As far as CPU-GPU synchronization, ultimately you are stuck with polling for kernel completion in your host code, rather than receiving some kind of signal. There is a way to perform a non-blocking poll, and with a blocking poll, you have the option (using cudaSetDeviceFlags()) to specify whether you want to spin or yield the CPU thread while waiting for the GPU to finish. The spin option has lower latency, but yield uses less CPU time.

Also, one last comment: CUDA is really only intended for use from user space, so as long as your plan is to manage the RAID from a daemon, rather than a OS kernel module, CUDA should be a viable option.

(I haven’t heard of anyone trying this idea out on the Atom, so definitely let us know how the experiment turns out!)

Paper on accelerating RAID with CUDA
[url=“Matthew Curry Paper - Pdsi Scidac”]Pdsi Scidac - Technology Behind Gambling

So even with PCI-Express overhead, this still works pretty well. Good to know!

With due respect to the paper and their hardwork…,

300$ inexpensive GPUs to generate parity… Sounds good… but those 300$ GPU themselves have no guarantee against bit errors (No ECC).
That looks to be the biggest loophole of that paper.

I have seen enough major RAID card from major manufacturer crashing or failing, including data loss or corruption, usually due to heir memory subsystems, that I am not sure that using a GPU is a problem!
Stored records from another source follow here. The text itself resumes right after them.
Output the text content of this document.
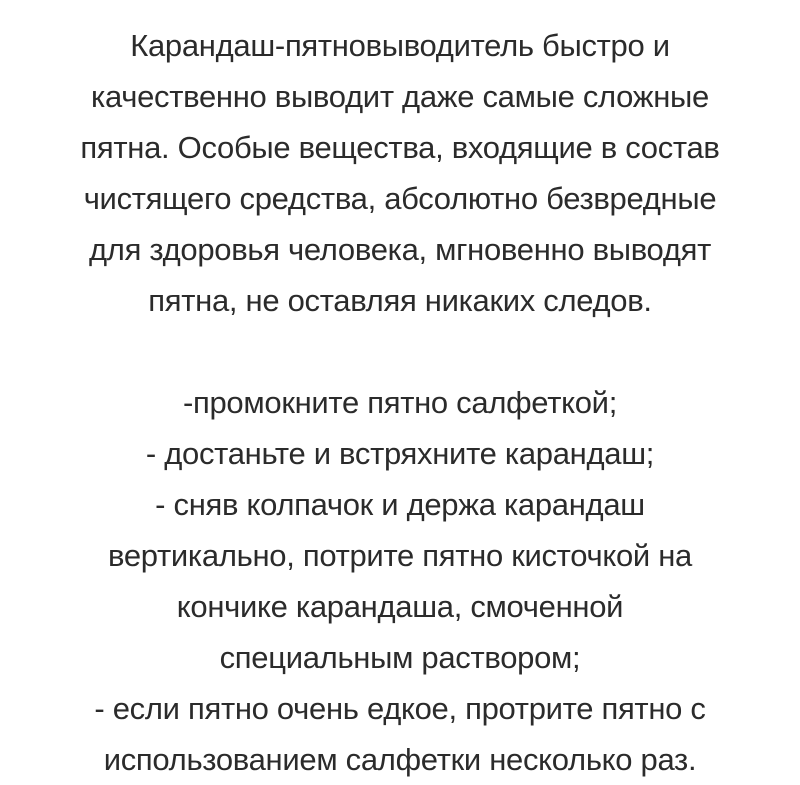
Карандаш-пятновыводитель быстро и
качественно выводит даже самые сложные
пятна. Особые вещества, входящие в состав
чистящего средства, абсолютно безвредные
для здоровья человека, мгновенно выводят
пятна, не оставляя никаких следов.
-промокните пятно салфеткой;
- достаньте и встряхните карандаш;
- сняв колпачок и держа карандаш
вертикально, потрите пятно кисточкой на
кончике карандаша, смоченной
специальным раствором;
- если пятно очень едкое, протрите пятно с
использованием салфетки несколько раз.
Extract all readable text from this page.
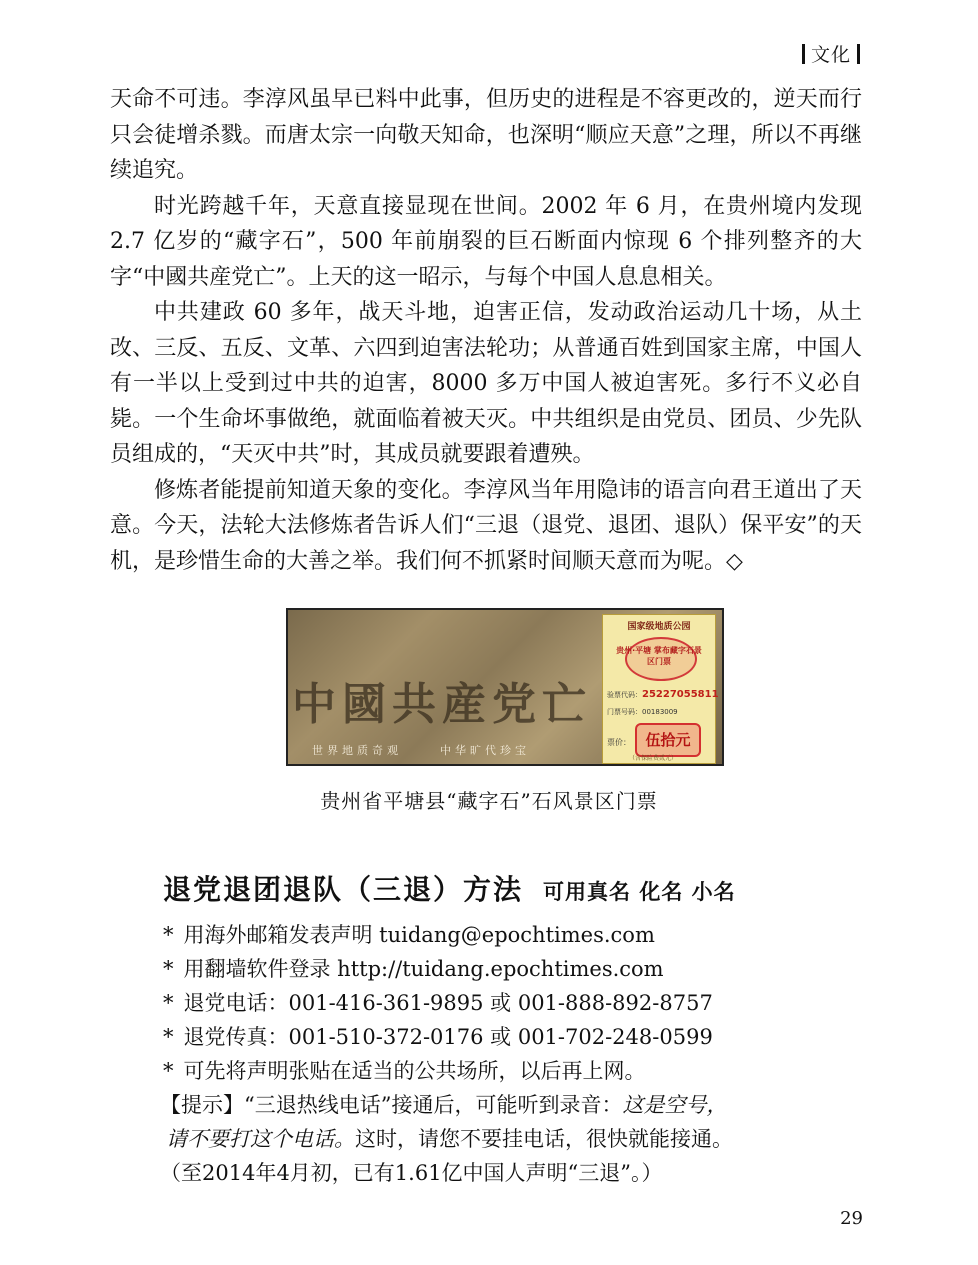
文化

天命不可违。李淳风虽早已料中此事，但历史的进程是不容更改的，逆天而行只会徒增杀戮。而唐太宗一向敬天知命，也深明“顺应天意”之理，所以不再继续追究。

时光跨越千年，天意直接显现在世间。2002 年 6 月，在贵州境内发现 2.7 亿岁的“藏字石”，500 年前崩裂的巨石断面内惊现 6 个排列整齐的大字“中國共産党亡”。上天的这一昭示，与每个中国人息息相关。

中共建政 60 多年，战天斗地，迫害正信，发动政治运动几十场，从土改、三反、五反、文革、六四到迫害法轮功；从普通百姓到国家主席，中国人有一半以上受到过中共的迫害，8000 多万中国人被迫害死。多行不义必自毙。一个生命坏事做绝，就面临着被天灭。中共组织是由党员、团员、少先队员组成的，“天灭中共”时，其成员就要跟着遭殃。

修炼者能提前知道天象的变化。李淳风当年用隐讳的语言向君王道出了天意。今天，法轮大法修炼者告诉人们“三退（退党、退团、退队）保平安”的天机，是珍惜生命的大善之举。我们何不抓紧时间顺天意而为呢。◇

中國共産党亡
世界地质奇观	中华旷代珍宝
国家级地质公园
贵州·平塘 掌布藏字石景区门票
验票代码：25227055811
门票号码：00183009
票价： 伍拾元
（含保险费贰元）
贵州省平塘县“藏字石”石风景区门票
退党退团退队（三退）方法 可用真名 化名 小名
* 用海外邮箱发表声明 tuidang@epochtimes.com
* 用翻墙软件登录 http://tuidang.epochtimes.com
* 退党电话：001-416-361-9895 或 001-888-892-8757
* 退党传真：001-510-372-0176 或 001-702-248-0599
* 可先将声明张贴在适当的公共场所，以后再上网。
【提示】“三退热线电话”接通后，可能听到录音：这是空号，
请不要打这个电话。这时，请您不要挂电话，很快就能接通。
（至2014年4月初，已有1.61亿中国人声明“三退”。）
29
Moreover, if you look at the needed GPGPU processing power to compete on a 1GB/s bandwidth (says a big bunch of physical hard-drives, or a handful of SSD), you’d probably talking about sub-$100 GPU card.

And finally, These GPU will come with probably 512MB to 1GB video memory (DDR2 or GDDR3), memory that could be used as cache for the RAID system itself, and CUDA RAID software will have spare time to do CRC on it to ensure accuracy and stability ^_^

And one could do more complicated forward error correction on the graphics chip. Simple parity methods are so 1960…

Reed-Solomon codes should work nicely, as they operate on octets (bytes).